To the naked eye Bip had only the clothes he stood up in: trousers, jacket, soft ballet shoes, striped jersey, and a crumpled opera-hat topped with a red flower. His lean limbs and white face were his only language. The spotlight played on him, and nothing else. Yet the silence around him was filled with chairs, tables, animals, trunks and escalators. It swarmed with lounging waiters, officious policemen, dog-walkers pulled to right and left of the path, old ladies knitting. Railway trains roared through, and Bip, bouncing and swaying in his seat, struggled to keep his suitcase from falling out of the rack. The sea flooded in, bringing a ship that could take Bip on his constant travels to America, to Japan and to Australia, and he staggered manfully up and down the pitching deck.

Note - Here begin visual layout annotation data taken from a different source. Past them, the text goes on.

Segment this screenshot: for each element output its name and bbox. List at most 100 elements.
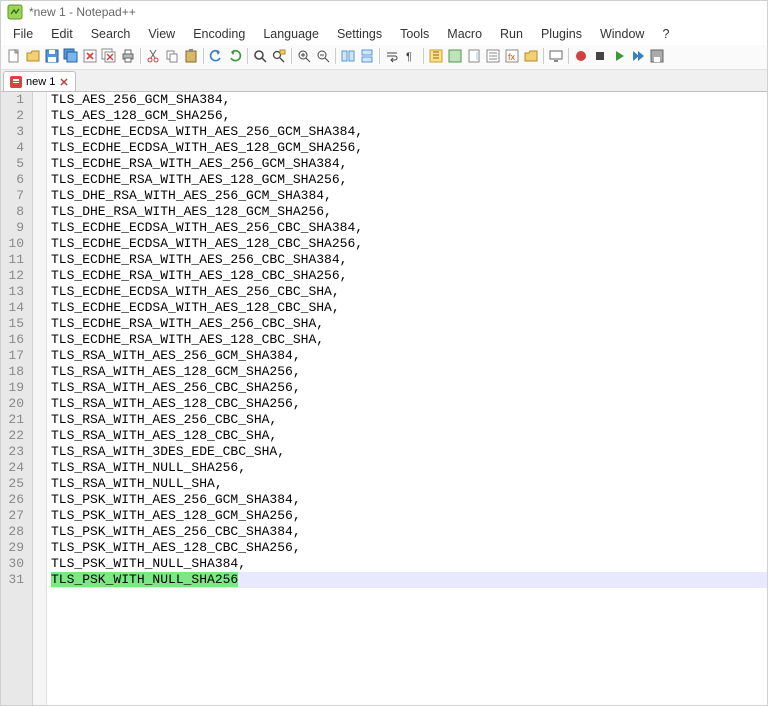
tab-close-icon[interactable] [59, 77, 69, 87]
toolbar-separator [335, 48, 336, 64]
sync-hscroll-icon[interactable] [358, 47, 376, 65]
code-line[interactable]: TLS_PSK_WITH_AES_256_GCM_SHA384, [51, 492, 767, 508]
code-line[interactable]: TLS_RSA_WITH_3DES_EDE_CBC_SHA, [51, 444, 767, 460]
code-line[interactable]: TLS_ECDHE_ECDSA_WITH_AES_128_GCM_SHA256, [51, 140, 767, 156]
line-number: 16 [5, 332, 24, 348]
code-line[interactable]: TLS_RSA_WITH_AES_256_CBC_SHA, [51, 412, 767, 428]
titlebar: *new 1 - Notepad++ [1, 1, 767, 23]
menu-[interactable]: ? [654, 25, 677, 43]
code-line[interactable]: TLS_AES_128_GCM_SHA256, [51, 108, 767, 124]
menubar: FileEditSearchViewEncodingLanguageSettin… [1, 23, 767, 45]
cut-icon[interactable] [144, 47, 162, 65]
redo-icon[interactable] [226, 47, 244, 65]
menu-plugins[interactable]: Plugins [533, 25, 590, 43]
find-icon[interactable] [251, 47, 269, 65]
code-line[interactable]: TLS_PSK_WITH_AES_256_CBC_SHA384, [51, 524, 767, 540]
menu-window[interactable]: Window [592, 25, 652, 43]
code-line[interactable]: TLS_ECDHE_RSA_WITH_AES_256_CBC_SHA, [51, 316, 767, 332]
indent-guide-icon[interactable] [427, 47, 445, 65]
tab-modified-icon [10, 76, 22, 88]
code-line[interactable]: TLS_PSK_WITH_AES_128_CBC_SHA256, [51, 540, 767, 556]
toolbar-separator [379, 48, 380, 64]
close-all-icon[interactable] [100, 47, 118, 65]
code-line[interactable]: TLS_PSK_WITH_NULL_SHA256 [51, 572, 767, 588]
code-line[interactable]: TLS_PSK_WITH_NULL_SHA384, [51, 556, 767, 572]
record-macro-icon[interactable] [572, 47, 590, 65]
code-area[interactable]: TLS_AES_256_GCM_SHA384,TLS_AES_128_GCM_S… [47, 92, 767, 705]
line-number: 30 [5, 556, 24, 572]
selection-highlight: TLS_PSK_WITH_NULL_SHA256 [51, 572, 238, 587]
code-line[interactable]: TLS_ECDHE_RSA_WITH_AES_128_CBC_SHA, [51, 332, 767, 348]
replace-icon[interactable] [270, 47, 288, 65]
editor[interactable]: 1234567891011121314151617181920212223242… [1, 92, 767, 705]
print-icon[interactable] [119, 47, 137, 65]
play-macro-multi-icon[interactable] [629, 47, 647, 65]
code-line[interactable]: TLS_DHE_RSA_WITH_AES_256_GCM_SHA384, [51, 188, 767, 204]
show-all-chars-icon[interactable]: ¶ [402, 47, 420, 65]
copy-icon[interactable] [163, 47, 181, 65]
app-icon [7, 4, 23, 20]
line-number: 14 [5, 300, 24, 316]
menu-tools[interactable]: Tools [392, 25, 437, 43]
menu-settings[interactable]: Settings [329, 25, 390, 43]
menu-macro[interactable]: Macro [439, 25, 490, 43]
toolbar: ¶ fx [1, 45, 767, 70]
line-number: 29 [5, 540, 24, 556]
paste-icon[interactable] [182, 47, 200, 65]
zoom-in-icon[interactable] [295, 47, 313, 65]
menu-edit[interactable]: Edit [43, 25, 81, 43]
code-line[interactable]: TLS_DHE_RSA_WITH_AES_128_GCM_SHA256, [51, 204, 767, 220]
stop-macro-icon[interactable] [591, 47, 609, 65]
code-line[interactable]: TLS_AES_256_GCM_SHA384, [51, 92, 767, 108]
zoom-out-icon[interactable] [314, 47, 332, 65]
code-line[interactable]: TLS_RSA_WITH_AES_128_CBC_SHA, [51, 428, 767, 444]
line-number: 18 [5, 364, 24, 380]
folder-workspace-icon[interactable] [522, 47, 540, 65]
save-macro-icon[interactable] [648, 47, 666, 65]
code-line[interactable]: TLS_RSA_WITH_NULL_SHA, [51, 476, 767, 492]
code-line[interactable]: TLS_ECDHE_RSA_WITH_AES_256_CBC_SHA384, [51, 252, 767, 268]
sync-vscroll-icon[interactable] [339, 47, 357, 65]
doc-list-icon[interactable] [484, 47, 502, 65]
line-number: 4 [5, 140, 24, 156]
tab-label: new 1 [26, 76, 55, 88]
menu-search[interactable]: Search [83, 25, 139, 43]
menu-file[interactable]: File [5, 25, 41, 43]
close-icon[interactable] [81, 47, 99, 65]
code-line[interactable]: TLS_RSA_WITH_AES_256_CBC_SHA256, [51, 380, 767, 396]
menu-language[interactable]: Language [255, 25, 327, 43]
undo-icon[interactable] [207, 47, 225, 65]
code-line[interactable]: TLS_ECDHE_ECDSA_WITH_AES_128_CBC_SHA256, [51, 236, 767, 252]
word-wrap-icon[interactable] [383, 47, 401, 65]
code-line[interactable]: TLS_ECDHE_RSA_WITH_AES_256_GCM_SHA384, [51, 156, 767, 172]
line-number: 1 [5, 92, 24, 108]
code-line[interactable]: TLS_ECDHE_RSA_WITH_AES_128_CBC_SHA256, [51, 268, 767, 284]
save-icon[interactable] [43, 47, 61, 65]
code-line[interactable]: TLS_ECDHE_RSA_WITH_AES_128_GCM_SHA256, [51, 172, 767, 188]
code-line[interactable]: TLS_RSA_WITH_AES_128_CBC_SHA256, [51, 396, 767, 412]
play-macro-icon[interactable] [610, 47, 628, 65]
code-line[interactable]: TLS_ECDHE_ECDSA_WITH_AES_256_CBC_SHA384, [51, 220, 767, 236]
code-line[interactable]: TLS_RSA_WITH_NULL_SHA256, [51, 460, 767, 476]
code-line[interactable]: TLS_ECDHE_ECDSA_WITH_AES_256_GCM_SHA384, [51, 124, 767, 140]
function-list-icon[interactable]: fx [503, 47, 521, 65]
open-file-icon[interactable] [24, 47, 42, 65]
code-line[interactable]: TLS_ECDHE_ECDSA_WITH_AES_128_CBC_SHA, [51, 300, 767, 316]
code-line[interactable]: TLS_RSA_WITH_AES_256_GCM_SHA384, [51, 348, 767, 364]
code-line[interactable]: TLS_PSK_WITH_AES_128_GCM_SHA256, [51, 508, 767, 524]
code-line[interactable]: TLS_RSA_WITH_AES_128_GCM_SHA256, [51, 364, 767, 380]
menu-view[interactable]: View [140, 25, 183, 43]
menu-run[interactable]: Run [492, 25, 531, 43]
toolbar-separator [543, 48, 544, 64]
monitor-icon[interactable] [547, 47, 565, 65]
toolbar-separator [423, 48, 424, 64]
new-file-icon[interactable] [5, 47, 23, 65]
save-all-icon[interactable] [62, 47, 80, 65]
doc-map-icon[interactable] [465, 47, 483, 65]
code-line[interactable]: TLS_ECDHE_ECDSA_WITH_AES_256_CBC_SHA, [51, 284, 767, 300]
user-lang-icon[interactable] [446, 47, 464, 65]
toolbar-separator [568, 48, 569, 64]
menu-encoding[interactable]: Encoding [185, 25, 253, 43]
line-number: 26 [5, 492, 24, 508]
file-tab[interactable]: new 1 [3, 71, 76, 91]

He was born, some said, in the Paris acting school in 1947, bred by Jean-Louis Barrault in “Les Enfants du Paradis” and raised at the tiny Théâtre de Poche in Montparnasse. Others made him far older, dating from the Athenian drama and the Japanese noh plays, via the commedia dell'arte and Charlie Chaplin. Parts of all this went into the making of him, as well as the imaginings of the young Marcel Marceau, in Strasbourg in the 1930s, trying on his father's long trousers and contorting his body to make his friends laugh. His name, Bip, came loosely from Dickens's “Great Expectations”. His hat, flower and sailor-costume solidified over time.

Becoming the tempest

He never spoke. Mr Marceau's father died in 1944 in Auschwitz, and Bip's silence was a tribute to all those who had been silenced in the camps. It was a recollection, too, of the necessary muteness of resistance fighters caught by the Nazis, or quietly leading children across the Swiss border to safety, as Mr Marceau had done. In one of his acts, “Bip Remembers”, the sad-faced clown relived in mime the horrors of the war and stressed the necessity of love. In another, his hands became good and evil: evil clenched and jerky, good flowing and emollient, with good just winning.
His alter ego, who promoted him as Everyman all over the world, sometimes spoke for him. “Bip”, said Mr Marceau, “is a hero of our time. His gaze is turned not only towards heaven, but into the hearts of men.” Mr Marceau compiled his biography and painted his portrait, colouring him blue, rose and mauve as he walked through the city streets and sailed among the stars. He wrote a poem for him:
A silent, fragile hand has drawn in space a white flower emptied of its blood.
Soon it will open, blossom out.
Soon, though faded, bloom again.
Mr Marceau was garrulous and gregarious where Bip was not. He ran his own mime company for almost 60 years, staging mimodrames when they were completely out of fashion, and started an international school in Paris to teach his skills to others. No mime artist could touch him. Hollywood loved him. Mr Marceau gave interviews frequently, sometimes in Bip's clothes, explaining him to the crowd: “If I do this, I feel that I am a bird. If I do this, I am a fish. And I feel that, if I do this, it's like a song...To mime the wind, one becomes a tempest. Mime expresses...the soul's most secret aspiration.”
Bip simply moved on the stage, bird, fish, song, wind, tempestuously without a word, until he too became invisible.